• India
  • Nov 20

India makes progress in malaria battle

India and 15 sub-Saharan African countries accounted for almost 80 per cent of malaria cases reported globally last year, according to the WHO’s 2018 World Malaria Report. However, the report said India was the only country to report progress in reducing its malaria cases in 2017 as compared with 2016.

Five countries account for nearly half of all malaria cases - Nigeria (25 per cent), the Democratic Republic of the Congo (11 per cent), Mozambique (5 per cent), India and Uganda (4 per cent each). In India, 1.25 billion people are at risk of malaria, the report said.

According to the report, targets to reduce global rates of infections and deaths from malaria are not being met. While new cases fell steadily up until 2016, the number rose from 217 to 219 million in 2017, it added.

The targets set by the WHO global technical strategy for malaria calls for a drop in cases and death rates of at least 40 per cent by 2020.

African countries such as Nigeria, Madagascar and the Democratic Republic of the Congo reported increases in malaria cases in 2017 compared with 2016 - all greater than half-a-million cases. In contrast, India reported 3 million fewer cases in the same period, a 24 per cent decrease compared with 2016.

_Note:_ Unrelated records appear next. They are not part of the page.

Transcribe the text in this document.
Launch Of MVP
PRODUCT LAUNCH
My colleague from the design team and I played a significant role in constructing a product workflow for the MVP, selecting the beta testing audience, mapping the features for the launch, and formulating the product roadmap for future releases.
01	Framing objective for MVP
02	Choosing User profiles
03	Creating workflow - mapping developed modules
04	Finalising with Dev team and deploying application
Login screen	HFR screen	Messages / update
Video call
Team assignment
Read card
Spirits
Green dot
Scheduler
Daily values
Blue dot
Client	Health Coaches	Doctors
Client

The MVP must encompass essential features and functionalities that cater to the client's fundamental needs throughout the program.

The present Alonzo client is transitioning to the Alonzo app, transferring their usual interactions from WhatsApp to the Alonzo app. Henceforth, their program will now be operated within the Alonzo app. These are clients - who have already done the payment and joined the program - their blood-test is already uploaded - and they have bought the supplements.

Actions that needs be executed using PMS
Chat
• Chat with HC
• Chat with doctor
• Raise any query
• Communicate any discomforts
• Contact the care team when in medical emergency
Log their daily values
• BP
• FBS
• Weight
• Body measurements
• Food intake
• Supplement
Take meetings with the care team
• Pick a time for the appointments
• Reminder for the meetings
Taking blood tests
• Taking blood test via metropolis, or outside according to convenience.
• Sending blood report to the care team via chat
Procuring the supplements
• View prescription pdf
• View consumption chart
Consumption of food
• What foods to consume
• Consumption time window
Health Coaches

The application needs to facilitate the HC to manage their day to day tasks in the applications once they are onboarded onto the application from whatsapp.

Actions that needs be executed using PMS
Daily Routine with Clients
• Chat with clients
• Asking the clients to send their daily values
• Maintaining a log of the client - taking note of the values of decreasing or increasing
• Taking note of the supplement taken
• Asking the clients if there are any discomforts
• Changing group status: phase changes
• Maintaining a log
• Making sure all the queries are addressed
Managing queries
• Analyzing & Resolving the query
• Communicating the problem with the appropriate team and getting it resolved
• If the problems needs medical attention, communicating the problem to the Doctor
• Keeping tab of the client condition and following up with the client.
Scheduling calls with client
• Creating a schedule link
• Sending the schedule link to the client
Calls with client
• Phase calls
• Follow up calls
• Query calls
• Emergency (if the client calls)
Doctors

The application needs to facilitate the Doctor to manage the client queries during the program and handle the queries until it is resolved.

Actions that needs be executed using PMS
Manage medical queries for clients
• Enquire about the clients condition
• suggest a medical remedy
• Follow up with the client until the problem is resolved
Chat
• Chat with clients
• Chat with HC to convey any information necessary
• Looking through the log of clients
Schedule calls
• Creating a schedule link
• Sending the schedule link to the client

While India “had made impressive gains and was on track” to meet the global technical strategy for malaria targets, it still accounted for 4 per cent of the global burden of malaria morbidity and 52 per cent of deaths outside of the WHO African Region, the report said.

India was among the countries that detected high treatment failure rates and responded by changing treatment policies. India and Indonesia are on track to achieve a 20-40 per cent reduction in cases by 2020, it added.

The WHO and its partners have launched a country-led ‘high burden to high impact’ response plan to coincide with the release of the report with the aim of scaling up prevention, treatment and investment to protect vulnerable people, and get reductions in malaria deaths and disease back on track.

One bright spot was Paraguay, which has been certified as malaria-free, the first country in the Americas to be declared so in 45 years.

The number of countries nearing elimination has grown from 37 to 46, and three countries - Algeria, Argentina and Uzbekistan - have requested WHO’s malaria-free certification.

Malaria kills around 6.6 lakh people each year.